The bottom line is that there's no trust for people to give, because there's no genuine control being offered.
Over the years, the ability of service providers (and, by extension, regulators) to control how end user data is access and operationalized has become increasingly difficult due in large part to a process known as "integration".
This technology (aka Data Sharing, Data Virtualization, API Hubs) is used in order to combine/re-combine data from the hundreds (or even thousands) of applications that large organizations now maintain. The result is that thousands of copies of end user and partner data are regularly generated in order to support entirely legitimate outcomes like analytics and business intelligence, customer service systems, and new product delivery.
Integration is a huge barrier to data protection
The practice of integration is absolutely routine and it is important to recognize that service providers are not intending to do any harm via integration, but the negative side-effects of making "copies-at-scale" should be obvious to anyone concerned with offering end users increased control and transparency.
For things to change, we need to agree that the data we create is in fact a digital version of ourselves, and start to manage it with the respect it deserves
If one examines the experiences of people who have had their identities stolen, or those who have had to fight for months simply to gain access to the information, it becomes increasingly clear that the future we need is one where new technology is built without copies and where data ownership controls are considered an essential feature of the end user experience.

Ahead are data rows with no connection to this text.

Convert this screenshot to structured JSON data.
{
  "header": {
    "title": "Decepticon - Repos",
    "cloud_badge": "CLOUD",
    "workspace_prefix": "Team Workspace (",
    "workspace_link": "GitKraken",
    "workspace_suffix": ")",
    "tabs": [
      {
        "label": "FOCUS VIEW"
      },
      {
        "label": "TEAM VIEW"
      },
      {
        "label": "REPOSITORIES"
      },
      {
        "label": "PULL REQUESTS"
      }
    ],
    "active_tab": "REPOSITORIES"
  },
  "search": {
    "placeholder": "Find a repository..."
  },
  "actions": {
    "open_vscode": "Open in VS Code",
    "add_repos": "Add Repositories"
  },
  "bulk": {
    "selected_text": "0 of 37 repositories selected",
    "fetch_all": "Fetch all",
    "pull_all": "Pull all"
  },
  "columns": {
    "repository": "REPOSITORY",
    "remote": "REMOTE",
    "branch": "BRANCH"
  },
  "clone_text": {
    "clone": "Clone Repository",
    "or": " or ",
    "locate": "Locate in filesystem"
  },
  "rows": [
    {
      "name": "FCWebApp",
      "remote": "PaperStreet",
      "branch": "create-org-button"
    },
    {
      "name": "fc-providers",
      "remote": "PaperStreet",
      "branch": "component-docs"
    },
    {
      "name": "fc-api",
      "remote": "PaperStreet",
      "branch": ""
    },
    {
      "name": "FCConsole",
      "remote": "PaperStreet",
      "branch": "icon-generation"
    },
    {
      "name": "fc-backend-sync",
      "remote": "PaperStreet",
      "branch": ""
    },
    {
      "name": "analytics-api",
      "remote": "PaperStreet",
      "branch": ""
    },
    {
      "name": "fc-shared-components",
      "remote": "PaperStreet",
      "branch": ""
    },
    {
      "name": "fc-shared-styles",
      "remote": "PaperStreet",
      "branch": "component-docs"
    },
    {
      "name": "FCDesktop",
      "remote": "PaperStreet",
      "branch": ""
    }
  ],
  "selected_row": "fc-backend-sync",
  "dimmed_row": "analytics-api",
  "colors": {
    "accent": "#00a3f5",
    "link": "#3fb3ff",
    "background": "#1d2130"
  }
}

In this future, the control of data starts and ends with its rightful owner, whether they are a private citizen, small business, nonprofit, or commercial company - it shouldn't matter. If you create it, you should be able to control how it is used within 3rd party applications, and that right should never be taken away from you.
Control means granting access, not chasing copies
The pandemic has put a spotlight on data privacy and protection, and for good reason - for millions of people and small businesses the only way to receive financial, medical, and social support services is through online applications.
As such, COVID-19 presents us with the perfect opportunity to support collaborative technologies, standards, and methodologies that will enable service providers to build new technology in "copyless" data management environments where owner-defined access controls are supported and enforced.
Let's seize this generational moment to advance data ownership and open the floodgates to collaboration from a foundation of genuine control.